同級生

 程無くして魔呼は空の隙間から帰っていった。


 「さっきの要領覚えておくのよ。」


 額にぐっと力入れたら光がビッと出て当たったらずどーんって…要領って言えるのか?

 とにかく、さっきの男が…いや、さっきの男にが僕の死んだ原因を知っているのは分かった。

 このままその男を追い掛けてもいいが、愛乃を放ったらかしには出来ないので一旦愛乃の元へ帰る事にしよう。








 「へぇ~そんな事があったんだ。」

 「ホント、全然疑わないのな。」

 「えへへ。」


 愛乃の部屋へ戻ると、心配そうな顔をしていたのがぱあっと明るくなり、それだけで戻って来て良かったと思わせてくれる。

 言っても幽霊だけど。


 「けどそいつにはまだ憑いてる下級魔が居るから訊き出すチャンスはある。」

 「うん。けどそれって誰なんだろうね?」

 「見覚えはあるんだけど…何処で見たのかなぁ…」


 愛乃が突然本棚へ駆け寄り、一冊の本を取り出して来た。


 「中学校の卒業アルバム?」

 「そう。」

 「いや、いくら何でもそこまでこの町狭くないよ?」

 「でも大勢の人と名前が載ってるのってこれくらいでしょ?」


 確かに愛乃の言う通りだ。

 あてもなく探し回るより潰し込みは出来そうだ。


 ベッドの縁に座る愛乃の隣に並ぶように浮かび、一緒にアルバムを見る事にした。




 『懐かしいねぇ』『これ練習したよなぁ』

 中学時代の思い出話に花を咲かせながら、映っている人物を見逃さないようにゆっくりページをめくっていた。

 勿論愛乃が…だよ。


 「あ…」


 僕の小さな声に、ページを捲る愛乃の手が止まる。


 「え?」

 「こいつじゃないかな?」


 僕の指さした先に澄まして映っている坊主頭の少年。


 「小山田おやまだ…君?」

 「うん…間違い無い…。

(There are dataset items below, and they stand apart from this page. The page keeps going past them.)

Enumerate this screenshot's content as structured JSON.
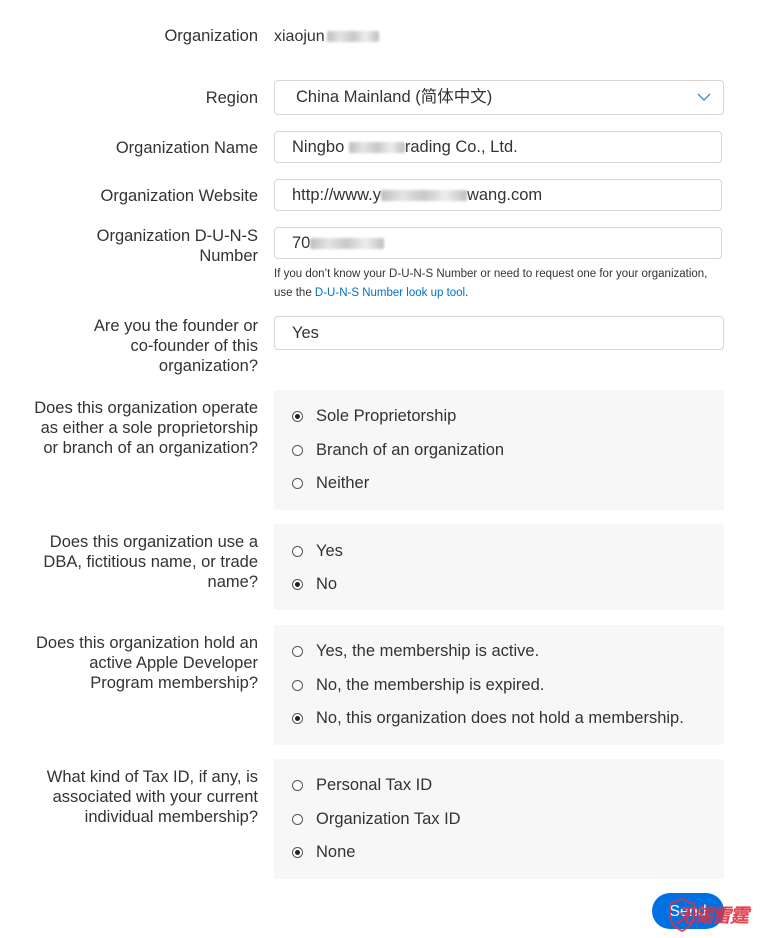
{
  "organization": {
    "label": "Organization",
    "value_visible": "xiaojun"
  },
  "region": {
    "label": "Region",
    "selected": "China Mainland (简体中文)",
    "icon": "chevron-down-icon"
  },
  "organization_name": {
    "label": "Organization Name",
    "value_prefix": "Ningbo",
    "value_suffix": "rading Co., Ltd."
  },
  "organization_website": {
    "label": "Organization Website",
    "value_prefix": "http://www.y",
    "value_suffix": "wang.com"
  },
  "duns": {
    "label_line1": "Organization D-U-N-S",
    "label_line2": "Number",
    "value_prefix": "70",
    "help_text": "If you don’t know your D-U-N-S Number or need to request one for your organization, use the ",
    "help_link": "D-U-N-S Number look up tool",
    "help_end": "."
  },
  "founder": {
    "label": "Are you the founder or co-founder of this organization?",
    "value": "Yes"
  },
  "structure": {
    "label": "Does this organization operate as either a sole proprietorship or branch of an organization?",
    "options": [
      {
        "label": "Sole Proprietorship",
        "checked": true
      },
      {
        "label": "Branch of an organization",
        "checked": false
      },
      {
        "label": "Neither",
        "checked": false
      }
    ]
  },
  "dba": {
    "label": "Does this organization use a DBA, fictitious name, or trade name?",
    "options": [
      {
        "label": "Yes",
        "checked": false
      },
      {
        "label": "No",
        "checked": true
      }
    ]
  },
  "membership": {
    "label": "Does this organization hold an active Apple Developer Program membership?",
    "options": [
      {
        "label": "Yes, the membership is active.",
        "checked": false
      },
      {
        "label": "No, the membership is expired.",
        "checked": false
      },
      {
        "label": "No, this organization does not hold a membership.",
        "checked": true
      }
    ]
  },
  "tax_id": {
    "label": "What kind of Tax ID, if any, is associated with your current individual membership?",
    "options": [
      {
        "label": "Personal Tax ID",
        "checked": false
      },
      {
        "label": "Organization Tax ID",
        "checked": false
      },
      {
        "label": "None",
        "checked": true
      }
    ]
  },
  "actions": {
    "send_label": "Send"
  },
  "watermark": {
    "text": "无锡雷霆"
  },
  "colors": {
    "accent": "#0071e3",
    "link": "#0070c9",
    "radio_box_bg": "#f7f7f7",
    "watermark": "#e0303f"
  }
}
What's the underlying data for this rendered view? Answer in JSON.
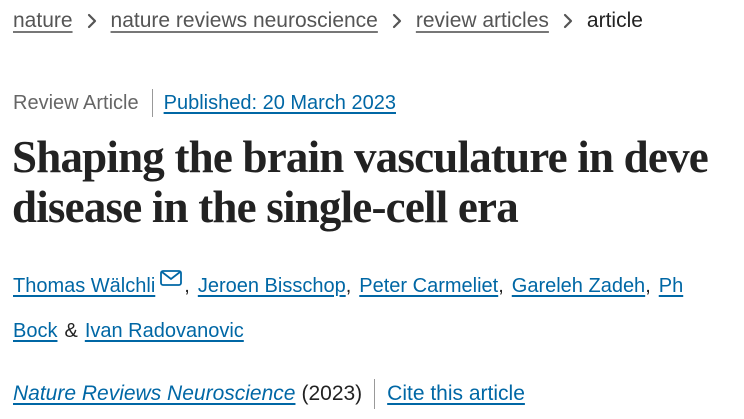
{
  "breadcrumb": {
    "items": [
      "nature",
      "nature reviews neuroscience",
      "review articles"
    ],
    "current": "article",
    "separator_icon": "chevron-right-icon"
  },
  "meta": {
    "article_type": "Review Article",
    "published": "Published: 20 March 2023"
  },
  "title": {
    "line1": "Shaping the brain vasculature in deve",
    "line2": "disease in the single-cell era"
  },
  "authors": {
    "line1": [
      "Thomas Wälchli",
      "Jeroen Bisschop",
      "Peter Carmeliet",
      "Gareleh Zadeh",
      "Ph"
    ],
    "line2": [
      "Bock",
      "Ivan Radovanovic"
    ],
    "separator": ",",
    "ampersand": "&",
    "mail_icon": "mail-icon"
  },
  "citation": {
    "journal": "Nature Reviews Neuroscience",
    "year": "(2023)",
    "cite_label": "Cite this article"
  },
  "colors": {
    "link": "#0067a5",
    "text": "#222222",
    "muted": "#666666"
  }
}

」

 「そう…なんだ…」


 愛乃が言い淀む。


 「どうした?」

 「あ、うん…実は高校に入ってから小山田君に随分言い寄られてて…」

 「あぁ、そう言えばそんな事もあったな。」


 愛乃はその愛らしさからファンが大勢居た。

 何人からも告白されていたが、その都度断っていたようだ。

 小山田もその内の一人だったのだろう。


 「ただ、大体皆一度断ったらそれっきりだったのに、小山田君だけは何度も何度も…」


 その辺りが下級魔に憑かれた原因に繋がっているのかもしれない。

 しかし、それと僕の死因とどう関係しているのだろうか?

 やはり本人に訊いてみるしか無いのかもしれないな。


 その日は愛乃の母親が帰宅したのでお開きとした。